You can process many chunks in parallel. Make chunks smaller but process
them in a pipelined fashion.  Yes the pipe might stall but it won't if
receive side is as fast as send side, then you won't have to flush at

> >>So, basically what you want to know is what happens if we *change*
> >>the chunk size
> >>dynamically?
> >What I wanted to know is where is performance going?
> >Why is chunk based slower?

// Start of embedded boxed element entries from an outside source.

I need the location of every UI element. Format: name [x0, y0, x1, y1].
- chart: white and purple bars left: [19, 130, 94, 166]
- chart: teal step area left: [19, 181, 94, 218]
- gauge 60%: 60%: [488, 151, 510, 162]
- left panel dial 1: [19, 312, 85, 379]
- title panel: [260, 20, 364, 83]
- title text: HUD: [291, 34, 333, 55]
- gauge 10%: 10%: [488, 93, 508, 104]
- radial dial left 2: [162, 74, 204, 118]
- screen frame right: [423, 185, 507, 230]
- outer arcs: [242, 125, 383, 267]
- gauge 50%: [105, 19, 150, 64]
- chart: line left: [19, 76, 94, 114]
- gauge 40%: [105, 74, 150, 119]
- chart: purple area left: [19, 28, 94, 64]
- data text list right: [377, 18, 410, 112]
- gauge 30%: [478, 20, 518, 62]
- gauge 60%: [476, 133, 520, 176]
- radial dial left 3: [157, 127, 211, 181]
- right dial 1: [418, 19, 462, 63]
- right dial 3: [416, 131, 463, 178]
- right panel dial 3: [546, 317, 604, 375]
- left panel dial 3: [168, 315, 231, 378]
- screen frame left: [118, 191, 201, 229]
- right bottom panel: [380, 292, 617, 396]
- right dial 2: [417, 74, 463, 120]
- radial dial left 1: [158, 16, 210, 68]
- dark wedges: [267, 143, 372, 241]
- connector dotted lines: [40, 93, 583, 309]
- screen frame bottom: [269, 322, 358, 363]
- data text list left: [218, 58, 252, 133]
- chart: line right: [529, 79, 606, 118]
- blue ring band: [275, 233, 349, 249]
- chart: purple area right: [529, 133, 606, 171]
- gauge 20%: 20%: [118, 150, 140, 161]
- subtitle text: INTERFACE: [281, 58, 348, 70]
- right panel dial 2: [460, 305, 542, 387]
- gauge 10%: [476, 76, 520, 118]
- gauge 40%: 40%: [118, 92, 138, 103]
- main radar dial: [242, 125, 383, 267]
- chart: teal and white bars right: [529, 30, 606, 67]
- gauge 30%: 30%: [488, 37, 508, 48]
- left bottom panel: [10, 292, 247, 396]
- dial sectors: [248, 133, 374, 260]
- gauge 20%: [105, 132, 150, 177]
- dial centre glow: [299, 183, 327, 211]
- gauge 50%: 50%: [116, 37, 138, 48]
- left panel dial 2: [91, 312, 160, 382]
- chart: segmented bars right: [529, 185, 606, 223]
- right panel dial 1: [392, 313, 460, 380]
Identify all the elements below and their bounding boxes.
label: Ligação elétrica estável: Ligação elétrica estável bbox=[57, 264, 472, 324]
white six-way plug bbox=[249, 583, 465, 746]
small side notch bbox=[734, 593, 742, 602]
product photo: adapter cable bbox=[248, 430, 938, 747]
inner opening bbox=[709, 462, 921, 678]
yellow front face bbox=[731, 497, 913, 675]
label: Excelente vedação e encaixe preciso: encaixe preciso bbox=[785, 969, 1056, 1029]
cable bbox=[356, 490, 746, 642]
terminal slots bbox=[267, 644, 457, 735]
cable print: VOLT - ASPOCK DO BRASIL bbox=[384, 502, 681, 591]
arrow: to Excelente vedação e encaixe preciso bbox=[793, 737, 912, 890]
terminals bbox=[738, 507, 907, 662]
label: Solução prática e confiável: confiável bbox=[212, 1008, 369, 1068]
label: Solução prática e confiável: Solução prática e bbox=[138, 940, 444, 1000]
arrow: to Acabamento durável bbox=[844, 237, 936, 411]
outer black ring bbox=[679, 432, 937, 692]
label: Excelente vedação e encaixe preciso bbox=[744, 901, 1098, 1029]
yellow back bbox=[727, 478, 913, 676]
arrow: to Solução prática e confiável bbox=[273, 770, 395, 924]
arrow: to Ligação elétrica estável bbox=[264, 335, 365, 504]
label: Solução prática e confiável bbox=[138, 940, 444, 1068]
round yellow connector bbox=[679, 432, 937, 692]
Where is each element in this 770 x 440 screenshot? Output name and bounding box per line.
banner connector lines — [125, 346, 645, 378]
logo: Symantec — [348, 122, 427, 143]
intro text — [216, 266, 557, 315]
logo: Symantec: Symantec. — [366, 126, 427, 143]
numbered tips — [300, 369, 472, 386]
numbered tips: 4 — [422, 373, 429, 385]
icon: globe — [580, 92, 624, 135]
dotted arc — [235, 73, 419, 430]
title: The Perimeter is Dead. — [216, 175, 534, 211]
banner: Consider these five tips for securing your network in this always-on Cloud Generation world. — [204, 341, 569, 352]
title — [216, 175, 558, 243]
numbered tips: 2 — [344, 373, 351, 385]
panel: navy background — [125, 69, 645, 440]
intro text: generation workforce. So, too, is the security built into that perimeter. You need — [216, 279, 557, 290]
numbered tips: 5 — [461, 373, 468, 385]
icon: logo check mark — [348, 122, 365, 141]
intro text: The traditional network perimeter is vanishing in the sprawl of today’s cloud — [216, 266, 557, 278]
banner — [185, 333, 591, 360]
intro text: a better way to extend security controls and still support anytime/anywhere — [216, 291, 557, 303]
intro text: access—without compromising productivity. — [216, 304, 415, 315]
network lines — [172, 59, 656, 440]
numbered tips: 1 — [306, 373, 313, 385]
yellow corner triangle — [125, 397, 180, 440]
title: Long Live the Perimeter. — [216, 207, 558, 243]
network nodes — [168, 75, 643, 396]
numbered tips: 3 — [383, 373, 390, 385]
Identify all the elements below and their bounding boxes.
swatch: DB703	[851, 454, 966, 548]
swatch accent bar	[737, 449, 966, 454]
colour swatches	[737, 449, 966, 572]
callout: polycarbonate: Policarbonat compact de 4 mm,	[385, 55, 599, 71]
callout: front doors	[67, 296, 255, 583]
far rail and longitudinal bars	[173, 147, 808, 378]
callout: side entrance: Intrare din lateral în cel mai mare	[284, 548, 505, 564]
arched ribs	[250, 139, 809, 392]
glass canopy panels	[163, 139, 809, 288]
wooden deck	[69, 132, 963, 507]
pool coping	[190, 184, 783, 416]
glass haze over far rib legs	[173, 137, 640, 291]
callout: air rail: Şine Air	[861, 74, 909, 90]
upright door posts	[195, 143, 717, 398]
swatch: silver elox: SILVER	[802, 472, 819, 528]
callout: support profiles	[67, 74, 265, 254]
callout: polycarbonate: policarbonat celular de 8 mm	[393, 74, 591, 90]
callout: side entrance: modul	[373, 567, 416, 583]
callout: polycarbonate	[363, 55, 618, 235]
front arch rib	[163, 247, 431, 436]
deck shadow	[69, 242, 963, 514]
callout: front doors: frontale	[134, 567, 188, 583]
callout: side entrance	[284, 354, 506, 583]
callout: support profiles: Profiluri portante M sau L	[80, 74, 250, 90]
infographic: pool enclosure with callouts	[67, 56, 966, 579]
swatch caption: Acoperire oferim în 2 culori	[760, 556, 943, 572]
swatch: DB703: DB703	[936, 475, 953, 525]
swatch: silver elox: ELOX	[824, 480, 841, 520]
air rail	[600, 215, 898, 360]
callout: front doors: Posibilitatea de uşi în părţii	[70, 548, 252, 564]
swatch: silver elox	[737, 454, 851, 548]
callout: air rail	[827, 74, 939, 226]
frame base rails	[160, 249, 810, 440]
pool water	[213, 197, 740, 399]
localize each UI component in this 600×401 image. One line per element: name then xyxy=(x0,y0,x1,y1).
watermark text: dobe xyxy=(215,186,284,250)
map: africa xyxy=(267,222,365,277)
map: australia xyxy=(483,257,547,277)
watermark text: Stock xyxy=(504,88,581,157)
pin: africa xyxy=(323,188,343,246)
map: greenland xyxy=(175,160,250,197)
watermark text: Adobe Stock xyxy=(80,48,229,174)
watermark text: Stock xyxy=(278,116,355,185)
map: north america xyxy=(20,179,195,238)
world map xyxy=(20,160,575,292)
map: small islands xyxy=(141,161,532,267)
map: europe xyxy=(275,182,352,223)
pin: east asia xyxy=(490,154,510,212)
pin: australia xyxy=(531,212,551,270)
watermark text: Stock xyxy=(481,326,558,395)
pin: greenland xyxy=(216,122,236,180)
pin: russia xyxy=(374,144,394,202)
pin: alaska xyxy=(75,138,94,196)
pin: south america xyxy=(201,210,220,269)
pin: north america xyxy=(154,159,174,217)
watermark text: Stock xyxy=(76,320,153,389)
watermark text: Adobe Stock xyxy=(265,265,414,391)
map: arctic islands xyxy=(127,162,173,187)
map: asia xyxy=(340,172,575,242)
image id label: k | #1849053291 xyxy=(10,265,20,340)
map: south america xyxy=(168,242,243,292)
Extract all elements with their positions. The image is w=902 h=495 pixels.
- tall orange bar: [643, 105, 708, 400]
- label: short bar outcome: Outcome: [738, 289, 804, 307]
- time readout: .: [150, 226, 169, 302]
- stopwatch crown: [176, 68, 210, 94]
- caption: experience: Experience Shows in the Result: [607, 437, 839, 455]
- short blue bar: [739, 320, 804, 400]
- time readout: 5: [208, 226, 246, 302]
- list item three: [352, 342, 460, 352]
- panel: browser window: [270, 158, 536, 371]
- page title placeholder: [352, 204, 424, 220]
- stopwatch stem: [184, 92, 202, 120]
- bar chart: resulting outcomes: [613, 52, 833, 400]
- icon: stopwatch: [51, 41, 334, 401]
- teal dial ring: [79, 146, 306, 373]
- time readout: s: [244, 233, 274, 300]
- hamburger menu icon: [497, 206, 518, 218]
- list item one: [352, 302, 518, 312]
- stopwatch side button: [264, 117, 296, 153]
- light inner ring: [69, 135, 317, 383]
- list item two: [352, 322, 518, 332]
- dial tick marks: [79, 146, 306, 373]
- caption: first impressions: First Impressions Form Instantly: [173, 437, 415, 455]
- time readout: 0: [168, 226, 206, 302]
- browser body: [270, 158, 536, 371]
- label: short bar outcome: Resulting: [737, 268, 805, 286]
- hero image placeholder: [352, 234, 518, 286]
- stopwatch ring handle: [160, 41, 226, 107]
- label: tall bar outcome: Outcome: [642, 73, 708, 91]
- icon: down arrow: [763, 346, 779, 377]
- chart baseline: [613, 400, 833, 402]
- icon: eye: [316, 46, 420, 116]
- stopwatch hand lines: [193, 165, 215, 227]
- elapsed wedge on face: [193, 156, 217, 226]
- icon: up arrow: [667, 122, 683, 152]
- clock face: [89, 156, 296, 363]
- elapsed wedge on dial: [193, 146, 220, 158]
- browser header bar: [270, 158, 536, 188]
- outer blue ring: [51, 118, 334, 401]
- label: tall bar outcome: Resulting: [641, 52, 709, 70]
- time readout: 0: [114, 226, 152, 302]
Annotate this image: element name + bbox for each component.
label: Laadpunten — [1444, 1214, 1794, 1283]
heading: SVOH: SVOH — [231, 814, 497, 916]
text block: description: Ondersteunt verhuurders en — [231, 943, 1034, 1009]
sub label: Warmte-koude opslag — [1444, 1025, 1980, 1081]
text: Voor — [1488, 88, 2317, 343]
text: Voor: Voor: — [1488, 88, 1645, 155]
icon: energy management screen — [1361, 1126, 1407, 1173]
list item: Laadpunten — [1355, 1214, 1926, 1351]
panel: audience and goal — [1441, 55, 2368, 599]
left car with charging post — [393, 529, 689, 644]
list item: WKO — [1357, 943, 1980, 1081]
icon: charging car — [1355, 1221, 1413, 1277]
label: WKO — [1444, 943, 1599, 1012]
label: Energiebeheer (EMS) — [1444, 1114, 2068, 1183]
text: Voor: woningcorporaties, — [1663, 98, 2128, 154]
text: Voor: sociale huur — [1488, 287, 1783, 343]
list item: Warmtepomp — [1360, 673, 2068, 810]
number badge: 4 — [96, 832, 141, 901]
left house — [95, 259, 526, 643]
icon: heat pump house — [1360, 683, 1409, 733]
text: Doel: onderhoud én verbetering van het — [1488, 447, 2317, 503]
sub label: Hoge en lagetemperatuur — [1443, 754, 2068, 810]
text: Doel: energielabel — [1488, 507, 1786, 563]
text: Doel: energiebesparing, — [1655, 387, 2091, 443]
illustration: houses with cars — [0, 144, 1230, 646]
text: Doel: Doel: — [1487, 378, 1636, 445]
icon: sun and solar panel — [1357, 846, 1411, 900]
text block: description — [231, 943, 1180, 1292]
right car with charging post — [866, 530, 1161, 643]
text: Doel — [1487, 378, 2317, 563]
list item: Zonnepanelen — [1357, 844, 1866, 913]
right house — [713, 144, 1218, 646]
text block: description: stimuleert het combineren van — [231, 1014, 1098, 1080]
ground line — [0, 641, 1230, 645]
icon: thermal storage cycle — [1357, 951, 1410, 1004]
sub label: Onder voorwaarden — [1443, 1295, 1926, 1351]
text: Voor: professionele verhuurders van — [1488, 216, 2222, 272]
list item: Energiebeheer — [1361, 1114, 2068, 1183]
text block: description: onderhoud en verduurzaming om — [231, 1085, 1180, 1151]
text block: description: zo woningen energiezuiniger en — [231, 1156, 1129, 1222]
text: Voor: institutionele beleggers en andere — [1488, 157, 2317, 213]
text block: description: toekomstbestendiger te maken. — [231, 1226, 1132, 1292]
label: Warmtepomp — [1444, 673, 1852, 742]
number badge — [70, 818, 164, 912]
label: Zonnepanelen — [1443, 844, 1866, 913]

It's not the extra messages,
> >on the wire, these take up negligeable BW.
> Answer above.

Here's how things are supposed to work in a pipeline:

req -> registration request
res -> response
done -> rdma done notification (remote can unregister)
pgX  -> page, or chunk, or whatever unit is used
        for registration
rdma -> one or more rdma write requests

pg1 ->  pin -> req -> res -> rdma -> done
        pg2 ->  pin -> req -> res -> rdma -> done
                pg3 -> pin -> req -> res -> rdma -> done
                       pg4 -> pin -> req -> res -> rdma -> done
                              pg4 -> pin -> req -> res -> rdma -> done

It's like a assembly line see?  So while software does the registration
roundtrip dance, hardware is processing rdma requests for previous


When do you have to stall? when you run out of rx buffer credits so you
can not start a new req.  Your protocol has 2 outstanding buffers,
so you can only have one req in the air. Do more and
you will not need to stall - possibly at all.

One other minor point is that your protocol requires extra explicit
ready commands. You can pass the number of rx buffers as extra payload
in the traffic you are sending anyway, and reduce that overhead.